Traduction par Roger Guilloux pour Autres Brésils
Relecture par Felipe Kaiser Fernandes

Avec le retour aux cours en mode totalement présentiel, le déphasage dans l’apprentissage est devenu plus évident. En fait, même si la soi-disant génération Z est numérique, elle n’est toujours pas capable de se concentrer et de profiter de l’apprentissage à distance. Cependant, ce qui retient le plus l’attention des éducateurs que nous sommes va au-delà de ces premières impressions. Nous n’avons jamais eu autant de cas d’indiscipline et de manque d’empathie chez les jeunes et les adolescents.
En parlant avec d’autres éducateurs, nous constatons que le manque d’intérêt et de respect est plus élevé qu’auparavant. Un professeur d’éducation physique, par exemple, a signalé que les bagarres pendant les activités sont constantes, ce qui démontre clairement l’intolérance et le manque de sens collectif.
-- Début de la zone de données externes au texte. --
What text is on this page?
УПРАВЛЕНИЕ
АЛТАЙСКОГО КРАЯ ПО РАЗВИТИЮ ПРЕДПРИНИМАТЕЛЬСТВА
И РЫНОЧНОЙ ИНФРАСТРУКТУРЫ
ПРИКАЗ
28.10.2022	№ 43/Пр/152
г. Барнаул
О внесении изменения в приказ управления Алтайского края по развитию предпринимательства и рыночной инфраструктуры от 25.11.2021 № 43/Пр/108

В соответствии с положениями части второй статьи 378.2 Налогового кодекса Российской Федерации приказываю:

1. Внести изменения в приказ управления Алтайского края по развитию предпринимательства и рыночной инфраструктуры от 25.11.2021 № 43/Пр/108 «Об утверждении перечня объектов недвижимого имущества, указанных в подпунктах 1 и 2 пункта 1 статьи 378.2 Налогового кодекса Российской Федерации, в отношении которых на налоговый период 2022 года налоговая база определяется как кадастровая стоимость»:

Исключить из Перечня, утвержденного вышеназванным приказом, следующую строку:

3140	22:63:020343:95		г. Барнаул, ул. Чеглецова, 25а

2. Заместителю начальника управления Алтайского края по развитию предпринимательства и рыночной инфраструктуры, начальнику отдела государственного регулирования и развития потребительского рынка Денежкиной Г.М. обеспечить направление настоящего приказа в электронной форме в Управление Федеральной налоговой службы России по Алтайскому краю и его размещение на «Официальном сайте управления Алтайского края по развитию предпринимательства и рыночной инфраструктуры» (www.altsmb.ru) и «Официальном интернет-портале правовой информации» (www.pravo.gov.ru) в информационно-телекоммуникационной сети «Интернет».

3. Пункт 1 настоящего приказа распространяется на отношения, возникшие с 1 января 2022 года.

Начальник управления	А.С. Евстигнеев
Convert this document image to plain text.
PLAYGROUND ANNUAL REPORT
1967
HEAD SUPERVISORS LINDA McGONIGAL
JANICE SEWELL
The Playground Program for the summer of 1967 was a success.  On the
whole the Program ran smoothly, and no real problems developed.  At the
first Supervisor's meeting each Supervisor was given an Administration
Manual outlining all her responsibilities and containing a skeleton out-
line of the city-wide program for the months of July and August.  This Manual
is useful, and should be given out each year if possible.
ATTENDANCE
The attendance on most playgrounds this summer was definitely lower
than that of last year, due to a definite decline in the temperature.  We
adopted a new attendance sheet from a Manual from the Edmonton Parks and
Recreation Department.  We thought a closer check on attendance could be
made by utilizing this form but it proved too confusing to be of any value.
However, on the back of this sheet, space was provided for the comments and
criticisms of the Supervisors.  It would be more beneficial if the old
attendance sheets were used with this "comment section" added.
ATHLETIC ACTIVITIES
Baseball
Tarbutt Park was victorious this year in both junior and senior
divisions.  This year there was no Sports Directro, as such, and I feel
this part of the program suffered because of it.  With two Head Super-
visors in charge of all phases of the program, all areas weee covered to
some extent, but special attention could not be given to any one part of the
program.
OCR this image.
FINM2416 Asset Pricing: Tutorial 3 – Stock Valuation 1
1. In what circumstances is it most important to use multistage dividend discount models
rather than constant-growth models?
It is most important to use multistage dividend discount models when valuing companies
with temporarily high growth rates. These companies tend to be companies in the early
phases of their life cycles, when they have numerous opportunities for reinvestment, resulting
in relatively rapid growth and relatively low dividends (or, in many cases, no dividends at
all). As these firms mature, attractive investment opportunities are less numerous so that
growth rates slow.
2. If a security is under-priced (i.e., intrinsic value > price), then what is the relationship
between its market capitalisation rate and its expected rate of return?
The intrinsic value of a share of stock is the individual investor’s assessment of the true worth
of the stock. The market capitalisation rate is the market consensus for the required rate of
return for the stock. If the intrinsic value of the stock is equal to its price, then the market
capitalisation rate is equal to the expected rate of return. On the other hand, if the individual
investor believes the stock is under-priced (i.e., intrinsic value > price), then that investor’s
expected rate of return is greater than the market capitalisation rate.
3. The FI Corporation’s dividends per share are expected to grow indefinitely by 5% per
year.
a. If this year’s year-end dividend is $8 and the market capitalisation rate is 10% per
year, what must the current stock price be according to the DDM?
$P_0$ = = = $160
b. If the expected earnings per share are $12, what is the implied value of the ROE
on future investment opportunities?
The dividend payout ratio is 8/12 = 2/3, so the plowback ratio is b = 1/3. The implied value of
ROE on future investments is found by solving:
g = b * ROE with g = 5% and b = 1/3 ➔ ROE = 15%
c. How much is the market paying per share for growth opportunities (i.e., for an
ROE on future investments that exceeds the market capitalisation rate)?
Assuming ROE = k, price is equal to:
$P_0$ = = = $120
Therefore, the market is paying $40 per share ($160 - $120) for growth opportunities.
Mais la question que je pose est la suivante : la pandémie et les années sans interaction sociale sont-elles les seules responsables ? Sincèrement, je ne le crois pas.
Tout cela est aussi le reflet de la société, des familles qui suivent le scénario imposé par la norme de la famille hétérosexuelle ; la grande majorité étant incapable et non préparée à faire face à ses responsabilités parentales. Le comportement des enfants montre que les familles n’assumaient pas - et n’assument toujours pas ! - cette responsabilité à la maison, renforçant ce que nous constatons depuis longtemps : le manque d’attention et d’intérêt, de la part des géniteurs, pour l’éducation de leurs propres enfants, oblige les institutions scolaires et les éducateurs à assumer ces fonctions.

Il n’est donc pas étonnant que ces derniers aient commencé à donner un nom au stress présenté par les pères et les mères pendant cette période, le « burnout parental ». Bizarrement, ils affirment que l’environnement familial est devenu préjudiciable et stressant. Mettez tout cela ensemble et posez-vous la question suivante : ces personnes étaient-elles vraiment prêtes à assumer leur « responsabilité sociale » en matière d’éducation familiale ?

Je ne rejette pas la faute sur ces parents, mais la question doit être posée. Après tout, ces enfants, une fois mis au monde, ont besoin d’attention et de soins. Les reçoivent-ils ?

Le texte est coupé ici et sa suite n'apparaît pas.